Paloma Fernández Gomá
Allá por el año 2009 tuvo lugar en Algeciras un Encuentro Hispano Marroquí con la intervención de poetas de los dos lados del Estrecho de Gibraltar. Mujeres poetas que trajeron sus voces desde Marruecos como Aicha Bassry o Fatima Bennis, desde España Rosa Romojaro, Rosa Díaz y una servidora.
La poesía con nombre de mujer fue la protagonista de una jornada llena de contrastes y emoción . Estilos diferentes, formas distintas de acercar la palabra poética y siempre el mismo entusiasmo de participar y ser nexo de unión entre diferentes.
Sea pues porque la palabra es la única referencia capaz de llegar a ensamblar y conducir comportamientos participativos, por lo que conceptos, imágenes o sentimientos fueron conducidos y transmitidos a través de los poemas. El mar, el amor, el tiempo, la muerte, la vida y el otro estuvieron presentes en versos capaces de tejer un caudal de esperanza y vitalidad, donde solamente se contempló la belleza, la emoción y el sentimiento; en esta ocasión de la mano de mujeres poetas, que llenaron de poesía el aforo que brindaba la Fundación Dos Orillas de Algeciras, hoy sede de la Delegación de Cultura del Excmo. Ayuntamiento de Algeciras. Un edificio emblemático de la ciudad de Algeciras, obra del conocido y acreditado escultor tarifeño Pérez Villalta.
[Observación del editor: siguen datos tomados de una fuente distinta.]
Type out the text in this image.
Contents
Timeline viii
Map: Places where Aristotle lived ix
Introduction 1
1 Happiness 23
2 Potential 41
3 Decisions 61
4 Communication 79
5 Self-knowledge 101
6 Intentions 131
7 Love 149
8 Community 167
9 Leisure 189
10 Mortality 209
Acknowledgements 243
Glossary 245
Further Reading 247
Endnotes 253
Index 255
La jornada contó con la participación de la soprano marroquí Samira Kadiri, que como siempre fue un placer escuchar su bellísima voz.
Aquellos fueron tiempos fértiles en cultura, cuando se acercaban voces y pensamiento, siempre con el único objetivo de conocer más y mejor al otro. Porque en la historia del hombre está escrito que llegar a un mejor conocimiento es enriquecerse así mismo, y desde este concepto debemos mirar siempre nuestro futuro.
Esta vez el mensaje fue especial porque sólo que escuchó la voz de la mujer. Su voces desgranaron sus propios pomas con la avidez de llegar y permanecer en el umbral de un Estrecho pleno de matices que mira de Sur a Norte, para conseguir que la poesía destierre la incertidumbre y siembre espacios de esperanza.